Il semble de plus en plus probable que Guantanamo ne fermera pas en janvier comme prévu, victime d'un retard que des spécialistes attribuent essentiellement à la complexité de la tâche laissée par George W. Bush et qui ne doit pas cacher l'ampleur du chemin accompli.

Interrogé sur la date butoir du 22 janvier figurant sur le décret présidentiel qui ordonne la fermeture du camp, le secrétaire américain à la Défense, Robert Gates, a reconnu dimanche que «ça va être difficile».

Tenir cette date «va être plus compliqué que prévu» mais un retard «ne devrait pas poser de problème», tant que «on a un plan solide montrant qu'on avance dans cette direction», a-t-il ajouté.

Sur les quelque 800 hommes qui sont passés par Guantanamo, 223 sont encore aujourd'hui détenus dans ses geôles. Parmi eux, environ 80 attendent d'être rapatriés ou accueillis par un pays tiers et une grosse soixantaine sont susceptibles d'être traduits en justice. L'administration n'a toujours pas décidé ce que deviendraient les autres, considérés comme trop dangereux pour être relâchés.

En arrivant à la Maison Blanche, Barack Obama, qui avait fait de la fermeture de la prison ouverte par George W. Bush pour enfermer les suspects de terrorisme une promesse de campagne, a trouvé une situation plus complexe qu'attendu.

Des dizaines de milliers de pages de documents éparpillés, des détenus à qui on a extorqué des informations sous la contrainte, absence d'accord diplomatique avec le Yémen alors qu'une centaine de détenus sont originaires de ce pays... Les obstacles sont apparus un à un.

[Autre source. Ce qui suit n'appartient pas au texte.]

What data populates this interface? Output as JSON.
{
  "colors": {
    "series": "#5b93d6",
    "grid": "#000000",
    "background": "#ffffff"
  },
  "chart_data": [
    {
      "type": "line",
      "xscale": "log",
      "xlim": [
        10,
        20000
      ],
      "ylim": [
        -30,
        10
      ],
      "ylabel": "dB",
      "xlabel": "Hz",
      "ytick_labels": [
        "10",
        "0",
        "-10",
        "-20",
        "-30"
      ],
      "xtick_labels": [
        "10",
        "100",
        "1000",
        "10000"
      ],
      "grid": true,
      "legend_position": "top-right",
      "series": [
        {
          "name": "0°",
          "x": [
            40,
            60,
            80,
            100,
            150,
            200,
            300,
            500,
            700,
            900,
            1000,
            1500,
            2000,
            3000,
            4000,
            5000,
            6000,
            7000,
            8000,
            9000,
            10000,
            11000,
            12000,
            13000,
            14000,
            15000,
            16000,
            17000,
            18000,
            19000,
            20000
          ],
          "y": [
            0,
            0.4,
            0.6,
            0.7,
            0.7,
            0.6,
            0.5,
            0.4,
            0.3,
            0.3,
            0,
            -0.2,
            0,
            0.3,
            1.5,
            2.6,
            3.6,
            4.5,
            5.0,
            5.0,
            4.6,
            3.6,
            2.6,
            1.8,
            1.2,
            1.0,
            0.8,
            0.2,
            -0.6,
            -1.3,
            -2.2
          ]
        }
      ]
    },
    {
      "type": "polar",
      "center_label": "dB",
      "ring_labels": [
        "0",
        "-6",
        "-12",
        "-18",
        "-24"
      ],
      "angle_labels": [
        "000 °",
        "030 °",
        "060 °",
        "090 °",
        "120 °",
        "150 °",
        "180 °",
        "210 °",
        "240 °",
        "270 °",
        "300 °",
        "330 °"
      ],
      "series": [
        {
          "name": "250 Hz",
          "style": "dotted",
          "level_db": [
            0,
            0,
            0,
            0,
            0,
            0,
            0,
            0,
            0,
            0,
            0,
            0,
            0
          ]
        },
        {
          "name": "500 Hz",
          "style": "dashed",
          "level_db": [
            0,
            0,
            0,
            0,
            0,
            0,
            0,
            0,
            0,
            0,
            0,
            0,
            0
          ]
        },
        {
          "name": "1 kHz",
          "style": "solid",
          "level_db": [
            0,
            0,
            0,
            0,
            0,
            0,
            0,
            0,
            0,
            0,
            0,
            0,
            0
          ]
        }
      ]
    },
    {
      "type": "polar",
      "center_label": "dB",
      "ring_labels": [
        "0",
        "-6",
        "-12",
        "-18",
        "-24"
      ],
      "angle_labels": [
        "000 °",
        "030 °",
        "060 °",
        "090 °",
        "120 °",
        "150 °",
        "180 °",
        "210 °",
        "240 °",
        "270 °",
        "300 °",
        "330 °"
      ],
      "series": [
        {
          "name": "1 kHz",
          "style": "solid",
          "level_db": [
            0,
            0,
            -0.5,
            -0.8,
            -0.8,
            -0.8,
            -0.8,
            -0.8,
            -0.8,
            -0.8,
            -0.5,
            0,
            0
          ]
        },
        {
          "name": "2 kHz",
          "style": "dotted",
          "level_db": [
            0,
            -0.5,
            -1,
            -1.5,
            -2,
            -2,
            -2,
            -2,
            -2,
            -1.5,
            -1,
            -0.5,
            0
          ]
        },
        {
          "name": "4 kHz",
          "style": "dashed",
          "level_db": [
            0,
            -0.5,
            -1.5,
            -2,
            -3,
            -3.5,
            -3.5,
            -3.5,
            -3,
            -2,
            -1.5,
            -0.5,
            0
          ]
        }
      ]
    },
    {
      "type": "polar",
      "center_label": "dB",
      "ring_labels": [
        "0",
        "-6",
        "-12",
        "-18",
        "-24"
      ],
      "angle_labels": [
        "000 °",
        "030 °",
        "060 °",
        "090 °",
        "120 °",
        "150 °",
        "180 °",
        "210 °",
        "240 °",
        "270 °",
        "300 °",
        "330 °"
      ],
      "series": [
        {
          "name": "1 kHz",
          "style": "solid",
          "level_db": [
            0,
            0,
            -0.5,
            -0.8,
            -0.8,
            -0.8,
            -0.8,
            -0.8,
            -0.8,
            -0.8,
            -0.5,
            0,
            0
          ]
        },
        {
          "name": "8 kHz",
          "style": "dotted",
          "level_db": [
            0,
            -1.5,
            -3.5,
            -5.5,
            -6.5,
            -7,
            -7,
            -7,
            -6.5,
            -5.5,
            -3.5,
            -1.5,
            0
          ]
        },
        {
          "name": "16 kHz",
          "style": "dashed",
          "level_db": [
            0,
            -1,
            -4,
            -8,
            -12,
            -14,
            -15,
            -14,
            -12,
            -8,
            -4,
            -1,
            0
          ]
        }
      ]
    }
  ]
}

«Nous sommes tous prêts à reconnaître que c'est un projet difficile: l'administration précédente a renvoyé quelque 500 prisonniers chez eux ou ailleurs sans aucun examen de leur dossier, la nouvelle administration ne fait pas ça», déclare à l'AFP Denny LeBoeuf, de la puissante Association américaine de défense des libertés civiles (Aclu).

«L'administration est en train de découvrir que les Etats-Unis auraient dû engager des discussions diplomatiques bien avant l'élection de M. Obama, elle en paye le prix aujourd'hui», renchérit Vincent Warren, directeur du Centre pour les droits constitutionnels, dont les avocats défendent des dizaines de détenus.

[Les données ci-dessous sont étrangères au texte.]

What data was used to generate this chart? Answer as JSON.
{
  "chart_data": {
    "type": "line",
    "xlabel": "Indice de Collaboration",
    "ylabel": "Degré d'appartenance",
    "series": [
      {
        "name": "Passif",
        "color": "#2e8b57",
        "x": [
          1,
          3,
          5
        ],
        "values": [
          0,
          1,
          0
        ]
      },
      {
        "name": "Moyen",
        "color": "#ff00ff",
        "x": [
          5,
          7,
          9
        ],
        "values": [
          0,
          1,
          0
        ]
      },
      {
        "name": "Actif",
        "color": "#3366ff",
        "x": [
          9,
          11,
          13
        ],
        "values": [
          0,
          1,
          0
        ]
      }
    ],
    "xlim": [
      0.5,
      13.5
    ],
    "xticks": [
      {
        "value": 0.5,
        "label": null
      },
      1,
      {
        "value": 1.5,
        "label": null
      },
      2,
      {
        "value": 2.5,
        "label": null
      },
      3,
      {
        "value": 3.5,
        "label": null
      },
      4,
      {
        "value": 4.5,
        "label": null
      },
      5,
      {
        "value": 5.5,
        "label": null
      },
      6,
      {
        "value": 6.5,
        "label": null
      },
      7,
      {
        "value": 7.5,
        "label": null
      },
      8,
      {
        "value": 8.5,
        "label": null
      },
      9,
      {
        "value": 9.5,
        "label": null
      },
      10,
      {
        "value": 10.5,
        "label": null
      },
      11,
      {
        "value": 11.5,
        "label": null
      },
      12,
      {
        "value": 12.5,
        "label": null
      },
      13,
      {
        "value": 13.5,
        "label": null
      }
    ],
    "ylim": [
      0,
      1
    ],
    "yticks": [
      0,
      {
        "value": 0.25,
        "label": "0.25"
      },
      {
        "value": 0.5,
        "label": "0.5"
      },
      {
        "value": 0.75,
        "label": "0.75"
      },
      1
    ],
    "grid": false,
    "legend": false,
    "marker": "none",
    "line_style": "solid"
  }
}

Tous deux insistent sur le fait que «l'administration a travaillé dur pour tenir la date».

Mais elle a mis plusieurs mois à se mettre au travail, explique à l'AFP Sarah Mendelson, du Center for strategic and international studies (CSIS).

Néanmoins, «les choses sont plus avancées que fin mai», avant que le Congrès ralentisse le travail de l'administration en imposant quinze jours de délai pour chaque départ de détenu, six semaines si la destination est les Etats-Unis, affirme-t-elle.

Une échéance a ainsi été fixée à la mi-novembre pour dire où sera jugé chaque détenu, devant un tribunal de droit commun ou un tribunal militaire d'exception. Le groupe de travail chargé de passer en revue la totalité des dossiers doit en outre avoir terminé courant octobre.

La perspective d'un lieu de détention unique sur le sol américain pour l'ensemble des prisonniers semble en outre sur le point d'être abandonnée.

Le représentant républicain Pete Hoekstra a ainsi affirmé dans un communiqué avoir «reçu des informations selon lesquelles l'administration Obama ne prévoit plus d'abriter des détenus de Guantanamo dans la prison de Standish au Michigan» (nord), qui avait été retenue dans un premier temps.

«Ce serait déplacer Guantanamo, pas le fermer, je pense qu'ils s'en sont rendu compte et je doute qu'ils aillent dans cette direction», estime Mme Mendelson.